As promising as technology may seem for the solution of labor problems, in reality it often merely ends up creating other problems. The actual challenge has to do with humans rather than technology. No matter how well orchestrated the technological transition, if your workforce – the people who will end up interacting with the technology on a daily basis – is not on board, nothing will be gained.
Successfully translating digital technology into ROI thus requires a workforce willing to and capable of working with the technology presented to them. A digital workforce with the proper skills, attitudes and mindset.
But what are the “right” skills? And how does your organization acquire them?
Introducing digital technology does not automatically solve labor problems. Competitive advantage can only be achieved by fostering a digital workforce willing to and capable of working with the technology.
General vs. specific digital skills
New technology is said to lead to higher skill demands for the labor force. The importance of generic skills in particular, is stressed. Social and communicative skills and basic knowledge of ICT/STEM combined with an attitude that enables flexible employability and quick learning, matter more than job- or task-oriented skills.
TNO (NL) followed an interesting natural experiment which pointed towards the significance of the organizational environment in the development and evolution of these generic skills. In a first and static phase, the amount of general skills present in an environment with strong division of labor versus weak division of labor were measured and compared. People who worked in an environment with weak division of labor were clearly equipped with more general skills. In a second, dynamic phase, people had moved from one environment to the other. Changing contexts affected the amount of general skills measured. Employees who had moved from a weak to a strong division of labor environment, saw their general skills decrease whereas people who switched from a strong to a weak division of labor saw their general skills increase.

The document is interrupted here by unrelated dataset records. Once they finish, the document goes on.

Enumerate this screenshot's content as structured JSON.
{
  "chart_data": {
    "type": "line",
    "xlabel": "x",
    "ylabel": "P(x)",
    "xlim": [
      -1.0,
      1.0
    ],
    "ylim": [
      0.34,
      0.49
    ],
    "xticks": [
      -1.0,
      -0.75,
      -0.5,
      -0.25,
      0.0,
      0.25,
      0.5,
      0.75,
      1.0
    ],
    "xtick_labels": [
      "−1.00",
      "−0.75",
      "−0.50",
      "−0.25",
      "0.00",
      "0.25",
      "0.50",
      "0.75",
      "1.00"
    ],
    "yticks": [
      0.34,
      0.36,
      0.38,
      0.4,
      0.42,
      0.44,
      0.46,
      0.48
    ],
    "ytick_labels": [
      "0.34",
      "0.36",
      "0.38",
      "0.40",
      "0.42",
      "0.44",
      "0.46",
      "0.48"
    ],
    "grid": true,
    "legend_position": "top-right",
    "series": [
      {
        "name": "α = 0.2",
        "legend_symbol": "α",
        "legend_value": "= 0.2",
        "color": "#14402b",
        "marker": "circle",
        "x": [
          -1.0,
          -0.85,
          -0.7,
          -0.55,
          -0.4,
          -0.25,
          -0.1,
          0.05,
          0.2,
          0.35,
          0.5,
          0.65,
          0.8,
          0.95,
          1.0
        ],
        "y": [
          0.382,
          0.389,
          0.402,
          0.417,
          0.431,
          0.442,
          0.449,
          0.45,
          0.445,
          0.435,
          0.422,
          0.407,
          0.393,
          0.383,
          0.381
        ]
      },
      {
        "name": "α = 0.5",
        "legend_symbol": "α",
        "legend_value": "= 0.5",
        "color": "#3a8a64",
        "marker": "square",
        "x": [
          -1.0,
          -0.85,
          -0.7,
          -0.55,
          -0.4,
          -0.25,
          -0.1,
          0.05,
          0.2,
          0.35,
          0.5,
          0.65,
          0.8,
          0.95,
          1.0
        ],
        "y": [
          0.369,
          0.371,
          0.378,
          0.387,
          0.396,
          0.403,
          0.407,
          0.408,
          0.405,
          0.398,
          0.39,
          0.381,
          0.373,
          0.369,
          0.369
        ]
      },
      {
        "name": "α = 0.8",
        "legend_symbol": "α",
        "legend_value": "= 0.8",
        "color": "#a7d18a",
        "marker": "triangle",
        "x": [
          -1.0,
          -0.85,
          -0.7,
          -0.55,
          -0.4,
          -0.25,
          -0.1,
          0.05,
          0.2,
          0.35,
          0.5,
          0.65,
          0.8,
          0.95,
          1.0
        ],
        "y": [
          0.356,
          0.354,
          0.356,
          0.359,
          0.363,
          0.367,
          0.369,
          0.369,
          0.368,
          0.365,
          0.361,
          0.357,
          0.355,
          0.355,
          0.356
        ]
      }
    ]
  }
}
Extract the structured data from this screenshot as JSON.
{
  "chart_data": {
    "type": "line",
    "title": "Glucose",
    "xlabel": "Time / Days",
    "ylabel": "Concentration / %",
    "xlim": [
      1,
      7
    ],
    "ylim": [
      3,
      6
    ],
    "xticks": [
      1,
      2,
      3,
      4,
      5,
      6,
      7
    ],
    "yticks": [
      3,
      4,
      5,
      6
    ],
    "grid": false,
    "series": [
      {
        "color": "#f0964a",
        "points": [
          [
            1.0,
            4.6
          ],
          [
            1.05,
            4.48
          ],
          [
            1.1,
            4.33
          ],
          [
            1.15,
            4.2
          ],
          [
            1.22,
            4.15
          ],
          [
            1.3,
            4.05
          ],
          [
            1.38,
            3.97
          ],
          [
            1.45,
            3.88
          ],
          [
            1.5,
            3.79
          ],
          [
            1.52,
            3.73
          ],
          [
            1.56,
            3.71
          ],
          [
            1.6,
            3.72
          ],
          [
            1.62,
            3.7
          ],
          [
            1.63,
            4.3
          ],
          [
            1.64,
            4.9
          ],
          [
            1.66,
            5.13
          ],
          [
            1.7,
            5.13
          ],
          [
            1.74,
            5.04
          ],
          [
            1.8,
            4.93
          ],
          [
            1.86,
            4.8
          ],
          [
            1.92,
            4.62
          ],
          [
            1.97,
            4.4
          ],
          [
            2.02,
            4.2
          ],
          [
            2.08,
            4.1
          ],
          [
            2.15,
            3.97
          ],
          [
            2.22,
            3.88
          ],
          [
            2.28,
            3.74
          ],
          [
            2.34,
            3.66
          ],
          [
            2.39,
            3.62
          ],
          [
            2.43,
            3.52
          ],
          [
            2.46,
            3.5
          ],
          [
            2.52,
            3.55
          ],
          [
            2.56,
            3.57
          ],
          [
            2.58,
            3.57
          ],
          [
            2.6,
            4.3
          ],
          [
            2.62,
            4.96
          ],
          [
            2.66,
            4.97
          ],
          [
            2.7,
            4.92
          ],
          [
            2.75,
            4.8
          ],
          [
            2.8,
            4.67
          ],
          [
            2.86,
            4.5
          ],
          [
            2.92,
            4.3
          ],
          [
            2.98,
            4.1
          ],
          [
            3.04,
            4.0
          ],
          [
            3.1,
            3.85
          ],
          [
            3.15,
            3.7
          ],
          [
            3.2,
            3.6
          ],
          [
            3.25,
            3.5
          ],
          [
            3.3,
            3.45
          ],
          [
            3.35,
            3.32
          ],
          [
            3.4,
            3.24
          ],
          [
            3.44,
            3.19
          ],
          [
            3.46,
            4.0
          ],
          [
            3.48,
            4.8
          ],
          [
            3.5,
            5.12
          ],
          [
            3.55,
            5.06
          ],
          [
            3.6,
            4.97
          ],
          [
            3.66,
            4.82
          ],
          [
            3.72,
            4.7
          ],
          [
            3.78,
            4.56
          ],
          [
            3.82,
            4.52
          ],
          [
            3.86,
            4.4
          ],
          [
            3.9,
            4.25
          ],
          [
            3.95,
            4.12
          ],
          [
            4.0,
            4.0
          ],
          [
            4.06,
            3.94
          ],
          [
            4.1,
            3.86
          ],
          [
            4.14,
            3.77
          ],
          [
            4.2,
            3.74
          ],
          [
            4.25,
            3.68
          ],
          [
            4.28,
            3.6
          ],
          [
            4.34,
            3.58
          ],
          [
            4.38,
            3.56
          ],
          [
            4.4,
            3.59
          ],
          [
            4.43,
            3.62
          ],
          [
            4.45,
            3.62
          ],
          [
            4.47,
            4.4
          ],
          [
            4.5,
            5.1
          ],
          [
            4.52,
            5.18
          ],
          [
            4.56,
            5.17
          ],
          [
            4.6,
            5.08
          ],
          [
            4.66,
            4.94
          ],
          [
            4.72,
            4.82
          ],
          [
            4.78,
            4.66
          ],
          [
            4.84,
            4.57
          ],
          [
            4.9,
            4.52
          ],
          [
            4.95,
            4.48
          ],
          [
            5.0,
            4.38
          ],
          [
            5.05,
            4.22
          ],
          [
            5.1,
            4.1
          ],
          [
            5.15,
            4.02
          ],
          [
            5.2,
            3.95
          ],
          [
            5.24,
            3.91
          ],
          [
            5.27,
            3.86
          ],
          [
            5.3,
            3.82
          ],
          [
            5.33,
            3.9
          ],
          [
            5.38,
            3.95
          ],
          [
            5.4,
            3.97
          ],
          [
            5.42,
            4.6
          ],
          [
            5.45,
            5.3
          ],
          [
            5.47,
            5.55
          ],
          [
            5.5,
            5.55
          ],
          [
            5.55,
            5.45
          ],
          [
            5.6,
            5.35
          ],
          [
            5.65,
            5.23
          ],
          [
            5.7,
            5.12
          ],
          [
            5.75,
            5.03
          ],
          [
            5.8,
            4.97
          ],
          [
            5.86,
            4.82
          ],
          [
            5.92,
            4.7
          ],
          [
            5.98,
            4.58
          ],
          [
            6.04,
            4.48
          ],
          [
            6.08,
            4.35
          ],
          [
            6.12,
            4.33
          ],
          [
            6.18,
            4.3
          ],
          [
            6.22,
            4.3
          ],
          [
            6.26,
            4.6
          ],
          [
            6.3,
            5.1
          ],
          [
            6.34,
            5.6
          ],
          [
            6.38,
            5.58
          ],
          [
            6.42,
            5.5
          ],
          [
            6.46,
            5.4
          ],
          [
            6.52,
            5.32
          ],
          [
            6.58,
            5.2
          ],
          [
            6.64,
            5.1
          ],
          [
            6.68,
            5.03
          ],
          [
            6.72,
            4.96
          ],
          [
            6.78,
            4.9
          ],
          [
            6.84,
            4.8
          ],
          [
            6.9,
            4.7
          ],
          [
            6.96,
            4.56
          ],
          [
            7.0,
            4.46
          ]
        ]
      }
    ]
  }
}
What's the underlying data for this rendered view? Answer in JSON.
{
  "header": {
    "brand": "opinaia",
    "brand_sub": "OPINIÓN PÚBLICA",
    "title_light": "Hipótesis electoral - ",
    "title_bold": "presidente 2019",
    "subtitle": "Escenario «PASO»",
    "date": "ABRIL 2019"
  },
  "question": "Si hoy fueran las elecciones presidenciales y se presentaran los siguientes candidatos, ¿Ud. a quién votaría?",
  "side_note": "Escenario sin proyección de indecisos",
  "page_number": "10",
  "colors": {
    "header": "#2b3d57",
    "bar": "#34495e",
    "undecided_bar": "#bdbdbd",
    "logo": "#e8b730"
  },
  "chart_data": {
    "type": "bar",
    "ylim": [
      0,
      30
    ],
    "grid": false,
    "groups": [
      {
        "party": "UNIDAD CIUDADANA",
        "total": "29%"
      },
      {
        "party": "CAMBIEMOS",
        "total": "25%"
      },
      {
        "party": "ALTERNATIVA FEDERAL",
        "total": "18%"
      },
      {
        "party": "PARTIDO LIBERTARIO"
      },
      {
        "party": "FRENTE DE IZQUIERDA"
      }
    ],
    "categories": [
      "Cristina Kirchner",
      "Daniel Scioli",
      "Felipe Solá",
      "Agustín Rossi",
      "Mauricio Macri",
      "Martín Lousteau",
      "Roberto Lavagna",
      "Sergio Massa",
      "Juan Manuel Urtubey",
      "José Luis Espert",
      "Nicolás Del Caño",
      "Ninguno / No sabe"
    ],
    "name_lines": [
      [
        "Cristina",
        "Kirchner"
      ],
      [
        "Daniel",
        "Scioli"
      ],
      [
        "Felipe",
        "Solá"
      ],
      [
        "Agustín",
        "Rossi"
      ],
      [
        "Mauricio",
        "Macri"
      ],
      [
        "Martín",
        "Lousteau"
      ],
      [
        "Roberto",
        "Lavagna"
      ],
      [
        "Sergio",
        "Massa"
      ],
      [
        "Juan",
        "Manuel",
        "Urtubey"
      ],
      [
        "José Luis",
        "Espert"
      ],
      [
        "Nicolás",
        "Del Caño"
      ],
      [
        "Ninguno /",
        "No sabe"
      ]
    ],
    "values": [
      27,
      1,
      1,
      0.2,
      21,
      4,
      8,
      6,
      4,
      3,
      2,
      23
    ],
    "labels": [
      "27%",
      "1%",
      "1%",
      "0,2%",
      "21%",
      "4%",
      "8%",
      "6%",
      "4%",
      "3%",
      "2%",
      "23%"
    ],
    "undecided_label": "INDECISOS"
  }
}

Dhondt, Bal & Kraan, 2019 (forthcoming)
Acquiring digital skills
Do you make or buy? Do you focus on the individual or the structural level? You could for example choose to foster a culture of learning experimentation (make) which allows for capacity building on a structural level. Or you could opt for the sourcing of new talent (buy) by hiring and attracting technical talent. More options are displayed in figure 1. A quick poll during Agoria’s Manufacturing Business Day showed that most organizations today are focusing on talent development and talent sourcing (figure 2). Hiring (buy) remains most popular. It seems to be the easiest way to quickly get the skills you need. Talent development comes in second. Both focus on the individual level.
We are altogether betting on the wrong horse.
Interestingly enough, the seven most highly ranked responses are the least efficient ones. According to theory, we are altogether betting on the wrong horse. First, buying talent is unlikely to lead to sustainable competitive advantage. Distinguishing yourself through resources which are readily available to all seems quite the paradox. Second, focusing on the individual level can turn out to be rather expensive and risky. If employees choose to leave your organization, your entire investment will be down the drain and you are back to square one. Combined with the findings of the TNO experiment which points toward strong effects of the organizational environment on individual skill levels, focusing on structural measures might be the smarter thing to do.
In the digital age, generic skills matter more than specific skills.
Be aware of the environmental effect on general skill development. Invest in structural measures and redesign your organization to foster these specific skills.
It does matter how you acquire your digital skills. If you want your digital workforce to lead to competitive advantage, you are better off building skill and capacity yourself.